In the era of large-scale deep learning (DL) and massive data, existing hardware systems have struggled to effectively accommodate heavy and complex computing workload due to difficulties in scheduling highly dynamic, heterogeneous, and competing tasks from many users over many machines in a cluster or data-center environment. This project aims to develop a "1-click" demand-aware and responsive software system capable of simultaneously training a wide spectrum of DL tasks, using a new resource management architecture that automatically and adaptively chooses the most effective distributed training/serving techniques and their hyperparameters to achieve best overall efficiency of multiple tasks in such environment.

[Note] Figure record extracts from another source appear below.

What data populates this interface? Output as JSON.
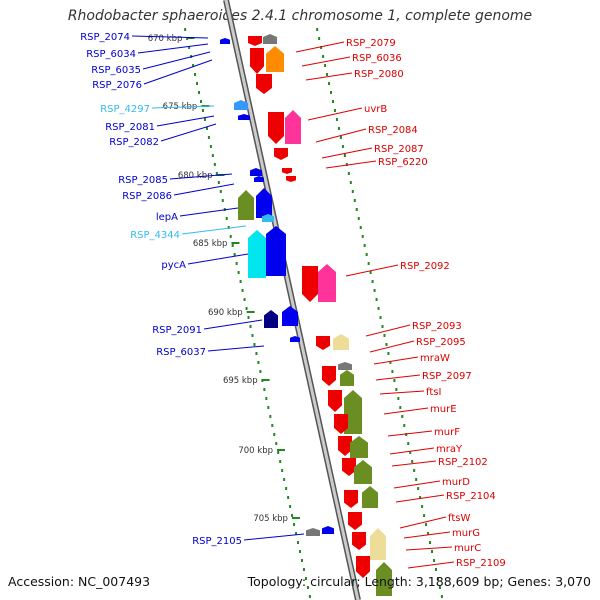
{
  "title": "Rhodobacter sphaeroides 2.4.1 chromosome 1, complete genome",
  "footer": {
    "accession": "Accession: NC_007493",
    "summary": "Topology: circular; Length: 3,188,609 bp; Genes: 3,070"
  },
  "colors": {
    "label_blue": "#0000cc",
    "label_cyan": "#33bbee",
    "label_red": "#dd0000",
    "backbone": "#999999",
    "tick_green": "#228822"
  },
  "ticks": [
    {
      "kbp": 670,
      "label": "670 kbp"
    },
    {
      "kbp": 675,
      "label": "675 kbp"
    },
    {
      "kbp": 680,
      "label": "680 kbp"
    },
    {
      "kbp": 685,
      "label": "685 kbp"
    },
    {
      "kbp": 690,
      "label": "690 kbp"
    },
    {
      "kbp": 695,
      "label": "695 kbp"
    },
    {
      "kbp": 700,
      "label": "700 kbp"
    },
    {
      "kbp": 705,
      "label": "705 kbp"
    }
  ],
  "left_labels": [
    {
      "text": "RSP_2074",
      "color": "blue"
    },
    {
      "text": "RSP_6034",
      "color": "blue"
    },
    {
      "text": "RSP_6035",
      "color": "blue"
    },
    {
      "text": "RSP_2076",
      "color": "blue"
    },
    {
      "text": "RSP_4297",
      "color": "cyan"
    },
    {
      "text": "RSP_2081",
      "color": "blue"
    },
    {
      "text": "RSP_2082",
      "color": "blue"
    },
    {
      "text": "RSP_2085",
      "color": "blue"
    },
    {
      "text": "RSP_2086",
      "color": "blue"
    },
    {
      "text": "lepA",
      "color": "blue"
    },
    {
      "text": "RSP_4344",
      "color": "cyan"
    },
    {
      "text": "pycA",
      "color": "blue"
    },
    {
      "text": "RSP_2091",
      "color": "blue"
    },
    {
      "text": "RSP_6037",
      "color": "blue"
    },
    {
      "text": "RSP_2105",
      "color": "blue"
    }
  ],
  "right_labels": [
    "RSP_2079",
    "RSP_6036",
    "RSP_2080",
    "uvrB",
    "RSP_2084",
    "RSP_2087",
    "RSP_6220",
    "RSP_2092",
    "RSP_2093",
    "RSP_2095",
    "mraW",
    "RSP_2097",
    "ftsI",
    "murE",
    "murF",
    "mraY",
    "RSP_2102",
    "murD",
    "RSP_2104",
    "ftsW",
    "murG",
    "murC",
    "RSP_2109"
  ]
}
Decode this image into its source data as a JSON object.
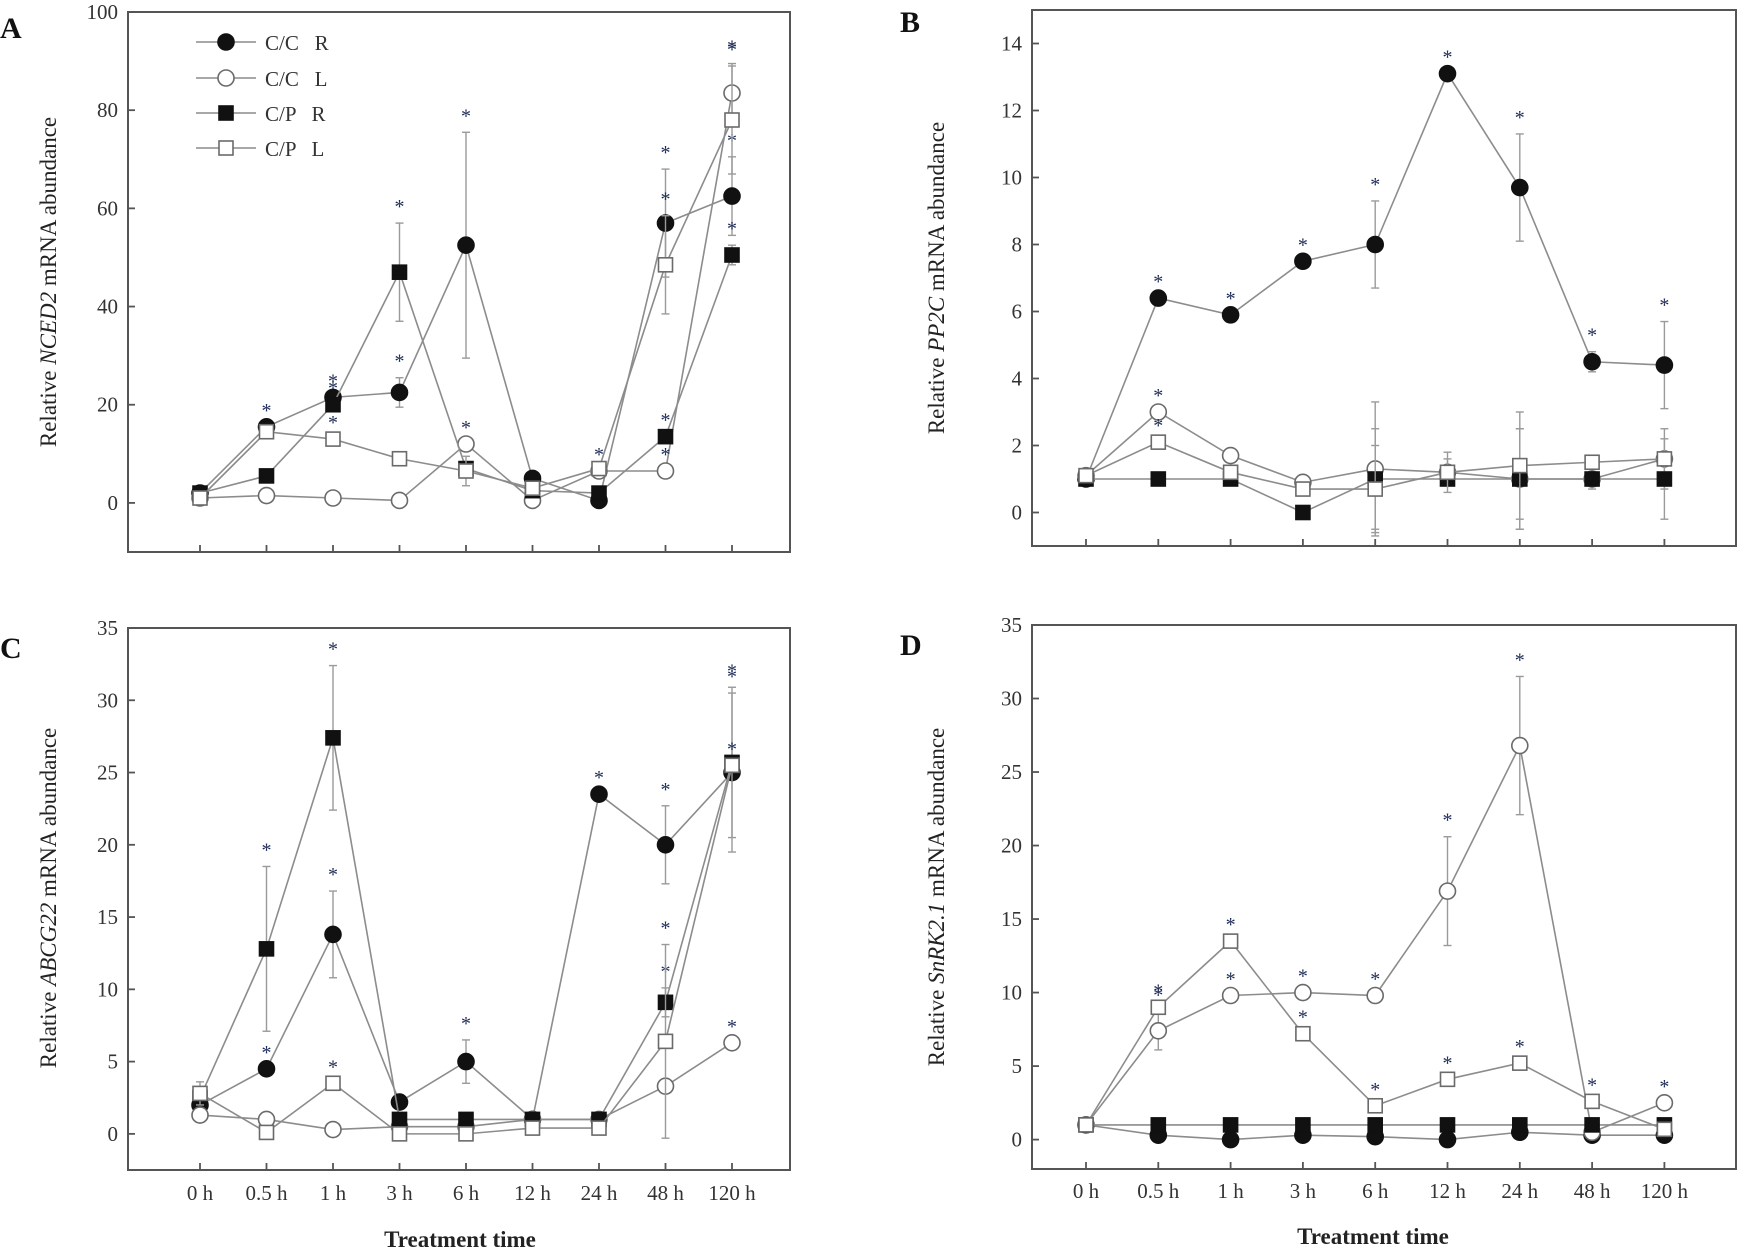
{
  "figure": {
    "x_title": "Treatment time",
    "ylabel_prefix": "Relative",
    "ylabel_suffix": "mRNA abundance"
  },
  "legend": {
    "entries": [
      {
        "label": "C/C   R",
        "marker": "circle-filled"
      },
      {
        "label": "C/C   L",
        "marker": "circle-open"
      },
      {
        "label": "C/P   R",
        "marker": "square-filled"
      },
      {
        "label": "C/P   L",
        "marker": "square-open"
      }
    ]
  },
  "colors": {
    "line": "#8c8c8c",
    "marker": "#111111",
    "star": "#1c2a55",
    "frame": "#555555"
  },
  "chart_data": [
    {
      "panel": "A",
      "type": "line",
      "gene": "NCED2",
      "categories": [
        "0 h",
        "0.5 h",
        "1 h",
        "3 h",
        "6 h",
        "12 h",
        "24 h",
        "48 h",
        "120 h"
      ],
      "ylim": [
        -10,
        100
      ],
      "yticks": [
        0,
        20,
        40,
        60,
        80,
        100
      ],
      "legend_position": "top-left",
      "series": [
        {
          "name": "C/C R",
          "marker": "circle-filled",
          "values": [
            2,
            15.5,
            21.5,
            22.5,
            52.5,
            5,
            0.5,
            57,
            62.5
          ],
          "err": [
            0,
            0,
            0,
            3,
            23,
            0,
            0,
            11,
            8
          ],
          "stars": [
            false,
            true,
            true,
            true,
            true,
            false,
            false,
            true,
            true
          ]
        },
        {
          "name": "C/C L",
          "marker": "circle-open",
          "values": [
            1,
            1.5,
            1,
            0.5,
            12,
            0.5,
            6.5,
            6.5,
            83.5
          ],
          "err": [
            0,
            0,
            0,
            0,
            0,
            0,
            0,
            0,
            6
          ],
          "stars": [
            false,
            false,
            false,
            false,
            true,
            false,
            true,
            true,
            true
          ]
        },
        {
          "name": "C/P R",
          "marker": "square-filled",
          "values": [
            2,
            5.5,
            20,
            47,
            7,
            2.5,
            2,
            13.5,
            50.5
          ],
          "err": [
            0,
            0,
            0,
            10,
            0,
            0,
            0,
            0,
            2
          ],
          "stars": [
            false,
            false,
            true,
            true,
            false,
            false,
            false,
            true,
            true
          ]
        },
        {
          "name": "C/P L",
          "marker": "square-open",
          "values": [
            1,
            14.5,
            13,
            9,
            6.5,
            3,
            7,
            48.5,
            78
          ],
          "err": [
            0,
            0,
            0,
            0,
            3,
            0,
            0,
            10,
            11
          ],
          "stars": [
            false,
            false,
            true,
            false,
            false,
            false,
            false,
            true,
            true
          ]
        }
      ]
    },
    {
      "panel": "B",
      "type": "line",
      "gene": "PP2C",
      "categories": [
        "0 h",
        "0.5 h",
        "1 h",
        "3 h",
        "6 h",
        "12 h",
        "24 h",
        "48 h",
        "120 h"
      ],
      "ylim": [
        -1,
        15
      ],
      "yticks": [
        0,
        2,
        4,
        6,
        8,
        10,
        12,
        14
      ],
      "series": [
        {
          "name": "C/C R",
          "marker": "circle-filled",
          "values": [
            1,
            6.4,
            5.9,
            7.5,
            8,
            13.1,
            9.7,
            4.5,
            4.4
          ],
          "err": [
            0,
            0,
            0,
            0,
            1.3,
            0,
            1.6,
            0.3,
            1.3
          ],
          "stars": [
            false,
            true,
            true,
            true,
            true,
            true,
            true,
            true,
            true
          ]
        },
        {
          "name": "C/C L",
          "marker": "circle-open",
          "values": [
            1.1,
            3,
            1.7,
            0.9,
            1.3,
            1.2,
            1,
            1,
            1.6
          ],
          "err": [
            0,
            0,
            0,
            0,
            2,
            0.4,
            1.5,
            0.3,
            0.9
          ],
          "stars": [
            false,
            true,
            false,
            false,
            false,
            false,
            false,
            false,
            false
          ]
        },
        {
          "name": "C/P R",
          "marker": "square-filled",
          "values": [
            1,
            1,
            1,
            0,
            1,
            1,
            1,
            1,
            1
          ],
          "err": [
            0,
            0,
            0,
            0,
            1.5,
            0,
            1.5,
            0,
            1.2
          ],
          "stars": [
            false,
            false,
            false,
            false,
            false,
            false,
            false,
            false,
            false
          ]
        },
        {
          "name": "C/P L",
          "marker": "square-open",
          "values": [
            1.1,
            2.1,
            1.2,
            0.7,
            0.7,
            1.2,
            1.4,
            1.5,
            1.6
          ],
          "err": [
            0,
            0,
            0,
            0,
            1.3,
            0.6,
            1.6,
            0,
            0
          ],
          "stars": [
            false,
            true,
            false,
            false,
            false,
            false,
            false,
            false,
            false
          ]
        }
      ]
    },
    {
      "panel": "C",
      "type": "line",
      "gene": "ABCG22",
      "categories": [
        "0 h",
        "0.5 h",
        "1 h",
        "3 h",
        "6 h",
        "12 h",
        "24 h",
        "48 h",
        "120 h"
      ],
      "ylim": [
        -2.5,
        35
      ],
      "yticks": [
        0,
        5,
        10,
        15,
        20,
        25,
        30,
        35
      ],
      "series": [
        {
          "name": "C/C R",
          "marker": "circle-filled",
          "values": [
            2,
            4.5,
            13.8,
            2.2,
            5,
            1,
            23.5,
            20,
            25
          ],
          "err": [
            0,
            0,
            3,
            0,
            1.5,
            0,
            0,
            2.7,
            5.5
          ],
          "stars": [
            false,
            true,
            true,
            false,
            true,
            false,
            true,
            true,
            true
          ]
        },
        {
          "name": "C/C L",
          "marker": "circle-open",
          "values": [
            1.3,
            1,
            0.3,
            0.5,
            0.5,
            1,
            1,
            3.3,
            6.3
          ],
          "err": [
            0,
            0,
            0,
            0,
            0,
            0,
            0,
            0,
            0
          ],
          "stars": [
            false,
            false,
            false,
            false,
            false,
            false,
            false,
            false,
            true
          ]
        },
        {
          "name": "C/P R",
          "marker": "square-filled",
          "values": [
            2.5,
            12.8,
            27.4,
            1,
            1,
            1,
            1,
            9.1,
            25.7
          ],
          "err": [
            0,
            5.7,
            5,
            0,
            0,
            0,
            0,
            1,
            5.2
          ],
          "stars": [
            false,
            true,
            true,
            false,
            false,
            false,
            false,
            true,
            true
          ]
        },
        {
          "name": "C/P L",
          "marker": "square-open",
          "values": [
            2.8,
            0.1,
            3.5,
            0,
            0,
            0.4,
            0.4,
            6.4,
            25.5
          ],
          "err": [
            0.8,
            0,
            0,
            0,
            0,
            0,
            0,
            6.7,
            0
          ],
          "stars": [
            false,
            false,
            true,
            false,
            false,
            false,
            false,
            true,
            true
          ]
        }
      ]
    },
    {
      "panel": "D",
      "type": "line",
      "gene": "SnRK2.1",
      "categories": [
        "0 h",
        "0.5 h",
        "1 h",
        "3 h",
        "6 h",
        "12 h",
        "24 h",
        "48 h",
        "120 h"
      ],
      "ylim": [
        -2,
        35
      ],
      "yticks": [
        0,
        5,
        10,
        15,
        20,
        25,
        30,
        35
      ],
      "series": [
        {
          "name": "C/C R",
          "marker": "circle-filled",
          "values": [
            1,
            0.3,
            0,
            0.3,
            0.2,
            0,
            0.5,
            0.3,
            0.3
          ],
          "err": [
            0,
            0,
            0,
            0,
            0,
            0,
            0,
            0,
            0
          ],
          "stars": [
            false,
            false,
            false,
            false,
            false,
            false,
            false,
            false,
            false
          ]
        },
        {
          "name": "C/C L",
          "marker": "circle-open",
          "values": [
            1,
            7.4,
            9.8,
            10,
            9.8,
            16.9,
            26.8,
            0.5,
            2.5
          ],
          "err": [
            0,
            1.3,
            0,
            0,
            0,
            3.7,
            4.7,
            0,
            0
          ],
          "stars": [
            false,
            true,
            true,
            true,
            true,
            true,
            true,
            false,
            true
          ]
        },
        {
          "name": "C/P R",
          "marker": "square-filled",
          "values": [
            1,
            1,
            1,
            1,
            1,
            1,
            1,
            1,
            1
          ],
          "err": [
            0,
            0,
            0,
            0,
            0,
            0,
            0,
            0,
            0
          ],
          "stars": [
            false,
            false,
            false,
            false,
            false,
            false,
            false,
            false,
            false
          ]
        },
        {
          "name": "C/P L",
          "marker": "square-open",
          "values": [
            1,
            9,
            13.5,
            7.2,
            2.3,
            4.1,
            5.2,
            2.6,
            0.7
          ],
          "err": [
            0,
            0,
            0,
            0,
            0,
            0,
            0,
            0,
            0
          ],
          "stars": [
            false,
            true,
            true,
            true,
            true,
            true,
            true,
            true,
            false
          ]
        }
      ]
    }
  ]
}
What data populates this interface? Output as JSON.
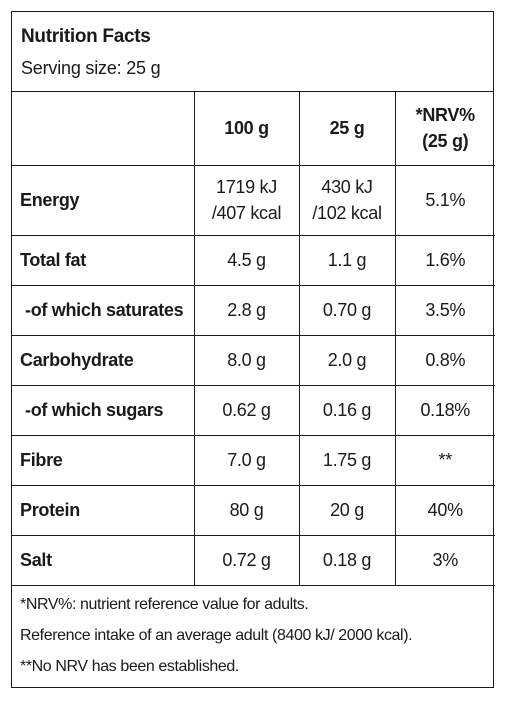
{
  "header": {
    "title": "Nutrition Facts",
    "serving": "Serving size: 25 g"
  },
  "columns": {
    "per100": "100 g",
    "per25": "25 g",
    "nrv_line1": "*NRV%",
    "nrv_line2": "(25 g)"
  },
  "rows": [
    {
      "name": "Energy",
      "per100_l1": "1719 kJ",
      "per100_l2": "/407 kcal",
      "per25_l1": "430 kJ",
      "per25_l2": "/102 kcal",
      "nrv": "5.1%"
    },
    {
      "name": "Total fat",
      "per100": "4.5 g",
      "per25": "1.1 g",
      "nrv": "1.6%"
    },
    {
      "name": "-of which saturates",
      "per100": "2.8 g",
      "per25": "0.70 g",
      "nrv": "3.5%"
    },
    {
      "name": "Carbohydrate",
      "per100": "8.0 g",
      "per25": "2.0 g",
      "nrv": "0.8%"
    },
    {
      "name": "-of which sugars",
      "per100": "0.62 g",
      "per25": "0.16 g",
      "nrv": "0.18%"
    },
    {
      "name": "Fibre",
      "per100": "7.0 g",
      "per25": "1.75 g",
      "nrv": "**"
    },
    {
      "name": "Protein",
      "per100": "80 g",
      "per25": "20 g",
      "nrv": "40%"
    },
    {
      "name": "Salt",
      "per100": "0.72 g",
      "per25": "0.18 g",
      "nrv": "3%"
    }
  ],
  "footer": {
    "note1": "*NRV%: nutrient reference value for adults.",
    "note2": "Reference intake of an average adult (8400 kJ/ 2000 kcal).",
    "note3": "**No NRV has been established."
  }
}
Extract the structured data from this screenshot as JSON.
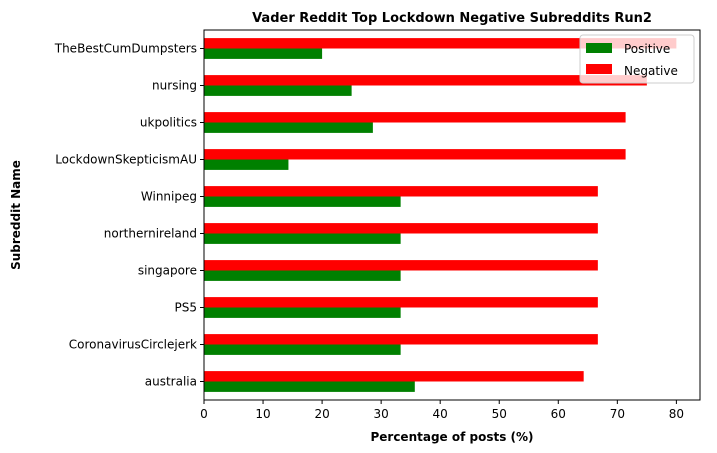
{
  "chart_data": {
    "type": "bar",
    "orientation": "horizontal",
    "title": "Vader Reddit Top Lockdown Negative Subreddits Run2",
    "xlabel": "Percentage of posts (%)",
    "ylabel": "Subreddit Name",
    "xlim": [
      0,
      84
    ],
    "xticks": [
      "0",
      "10",
      "20",
      "30",
      "40",
      "50",
      "60",
      "70",
      "80"
    ],
    "categories": [
      "TheBestCumDumpsters",
      "nursing",
      "ukpolitics",
      "LockdownSkepticismAU",
      "Winnipeg",
      "northernireland",
      "singapore",
      "PS5",
      "CoronavirusCirclejerk",
      "australia"
    ],
    "series": [
      {
        "name": "Positive",
        "color": "#008000",
        "values": [
          20,
          25,
          28.6,
          14.3,
          33.3,
          33.3,
          33.3,
          33.3,
          33.3,
          35.7
        ]
      },
      {
        "name": "Negative",
        "color": "#ff0000",
        "values": [
          80,
          75,
          71.4,
          71.4,
          66.7,
          66.7,
          66.7,
          66.7,
          66.7,
          64.3
        ]
      }
    ],
    "legend_position": "top-right",
    "grid": false
  }
}
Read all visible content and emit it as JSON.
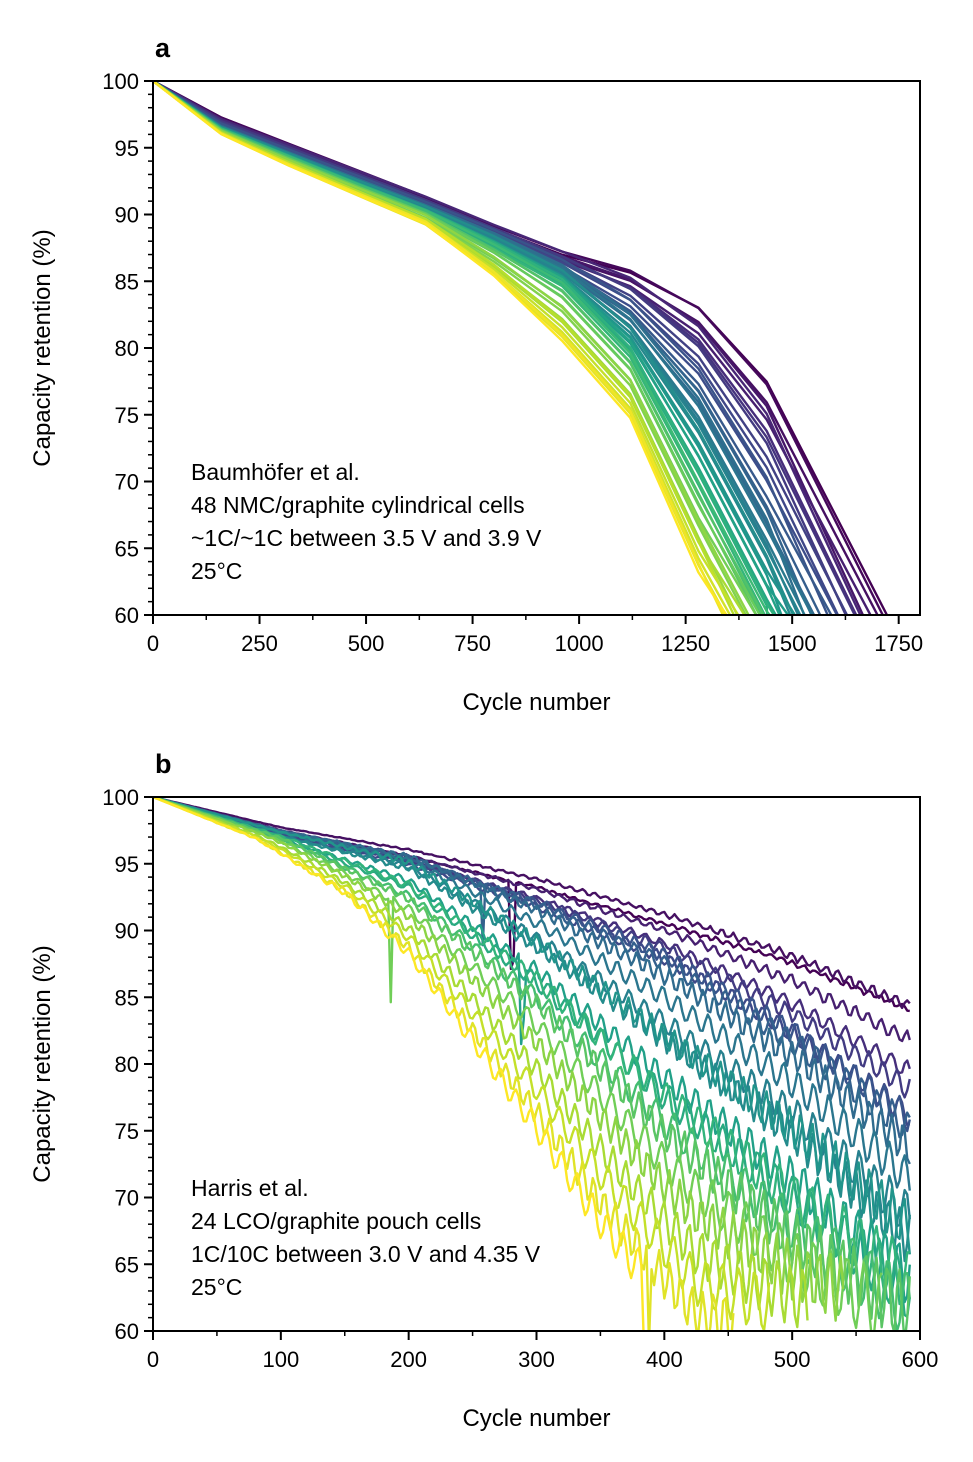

This interdisciplinary project innovates in distributed systems design, DL algorithm design, and related industrial applications and theoretical analyses, with the following thrusts: 1: Develop a framework for "ML-aware" resource management and scheduling of multiple simultaneously running training tasks. 2: Develop principled strategies for resource management and scheduling for serving, streaming, and heterogeneous-task settings. 3: Optimize memory resources for training large-parameter models by developing holistic approaches to maximize computation throughput subject to device memory bounds. A limited-scope but rigorous and practical theoretical analysis of some of the proposed architectures will also be performed.
This project addresses the needs from the academic and industrial communities and will have a broad impact on both. It will provide easy-to-use tools that reduce the time to set-up and facilitate large-scale experimentation, while reducing the required costs, whether measured in cluster access quotas or dollars spent on cloud services. The impact on commercial practitioners will be even greater, by improving their productivity by an order of magnitude or more, as they must contend with heterogeneous computing and network resources that are shared among many users as well as the need to run many jobs on a regular basis.
The team will release and/or open-source the code at http://sailing-lab.wixsite.com/sailing-pmls to benefit researchers and practitioners, to share their lessons learned to advocate more research in machine learning (ML) systems problems, and also to democratize high-performance ML systems and make them accessible to non-ML-educated software developers and society at large, such as industrial and manufacturing, healthcare, biology, social science, and finance, where results may have a catalytic impact. The team will publish results at a variety of top tier conferences, including machine learning (NIPS, ICML), systems (OSDI, SOSP, USENIX), and data mining (KDD, WWW).
This award reflects NSF's statutory mission and has been deemed worthy of support through evaluation using the Foundation's intellectual merit and broader impacts review criteria.